![]() | The examples and perspective in this article may not represent a worldwide view of the subject. (October 2018) |
Share repurchase, also known as share buyback or stock buyback, is the re-acquisition by a company of its own shares.[1] It represents an alternate and more flexible way (relative to dividends) of returning money to shareholders.[2] When used in coordination with increased corporate leverage, buybacks can increase share prices.[3]
In most countries, a corporation can repurchase its own stock by distributing cash to existing shareholders in exchange for a fraction of the company's outstanding equity; that is, cash is exchanged for a reduction in the number of shares outstanding.
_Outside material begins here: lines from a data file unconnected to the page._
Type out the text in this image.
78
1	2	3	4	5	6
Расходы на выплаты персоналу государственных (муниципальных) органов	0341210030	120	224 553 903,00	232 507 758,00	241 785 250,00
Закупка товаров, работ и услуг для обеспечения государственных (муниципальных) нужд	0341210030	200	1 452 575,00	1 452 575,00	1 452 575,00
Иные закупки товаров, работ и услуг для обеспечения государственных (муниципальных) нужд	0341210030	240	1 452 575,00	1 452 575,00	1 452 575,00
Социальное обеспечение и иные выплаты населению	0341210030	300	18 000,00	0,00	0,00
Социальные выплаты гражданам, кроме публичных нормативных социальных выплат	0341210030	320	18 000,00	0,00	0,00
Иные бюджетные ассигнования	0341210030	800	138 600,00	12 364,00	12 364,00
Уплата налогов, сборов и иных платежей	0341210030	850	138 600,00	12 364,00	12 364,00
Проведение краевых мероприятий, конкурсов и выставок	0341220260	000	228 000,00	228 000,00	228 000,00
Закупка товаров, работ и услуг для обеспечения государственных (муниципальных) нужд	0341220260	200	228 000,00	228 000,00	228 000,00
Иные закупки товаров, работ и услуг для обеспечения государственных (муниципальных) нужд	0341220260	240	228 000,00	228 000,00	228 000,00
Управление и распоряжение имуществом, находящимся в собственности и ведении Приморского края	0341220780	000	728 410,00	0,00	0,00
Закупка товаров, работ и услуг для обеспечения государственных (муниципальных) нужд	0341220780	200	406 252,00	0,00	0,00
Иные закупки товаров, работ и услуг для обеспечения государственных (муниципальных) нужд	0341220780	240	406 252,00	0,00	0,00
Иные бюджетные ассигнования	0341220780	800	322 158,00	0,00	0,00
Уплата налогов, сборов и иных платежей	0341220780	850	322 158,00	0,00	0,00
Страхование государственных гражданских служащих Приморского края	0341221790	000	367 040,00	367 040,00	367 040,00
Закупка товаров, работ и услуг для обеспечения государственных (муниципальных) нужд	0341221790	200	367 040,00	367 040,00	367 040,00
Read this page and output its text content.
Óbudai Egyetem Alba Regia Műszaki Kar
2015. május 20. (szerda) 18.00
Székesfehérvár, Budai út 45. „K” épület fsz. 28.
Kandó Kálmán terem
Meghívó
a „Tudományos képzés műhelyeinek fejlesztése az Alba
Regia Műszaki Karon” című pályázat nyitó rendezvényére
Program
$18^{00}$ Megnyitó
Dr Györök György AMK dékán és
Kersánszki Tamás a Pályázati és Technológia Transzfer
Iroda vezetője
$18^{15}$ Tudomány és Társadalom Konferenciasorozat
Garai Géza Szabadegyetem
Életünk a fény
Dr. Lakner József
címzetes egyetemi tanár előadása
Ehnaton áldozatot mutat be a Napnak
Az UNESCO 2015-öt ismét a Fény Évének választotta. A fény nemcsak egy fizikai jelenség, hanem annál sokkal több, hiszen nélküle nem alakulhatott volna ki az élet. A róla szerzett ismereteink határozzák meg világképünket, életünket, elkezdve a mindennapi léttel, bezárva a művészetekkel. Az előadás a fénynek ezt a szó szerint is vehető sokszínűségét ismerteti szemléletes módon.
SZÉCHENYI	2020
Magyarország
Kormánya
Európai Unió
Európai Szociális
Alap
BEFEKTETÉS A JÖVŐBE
The company either retires the repurchased shares or keeps them as treasury stock, available for re-issuance.
Under U.S. corporate law, there are six primary methods of stock repurchase: open market, private negotiations, repurchase "put" rights, two variants of self-tender repurchase (a fixed price tender offer and a Dutch auction), and accelerate repurchases.[4] More than 95% of the buyback programs worldwide are through an open-market method,[2] whereby the company announces the buyback program and then repurchases shares in the open market (stock exchange). In the late 20th and the early 21st century, there was a sharp rise in the volume of share repurchases in the United States: US$5 billion in 1980 rose to US$349 billion in 2005. Large share repurchases started later in Europe than in the United States, but are nowadays a common practice around the world.[5]
U.S. Securities and Exchange Commission (SEC) rule 10b-18 sets requirements for stock repurchase in the United States.[6]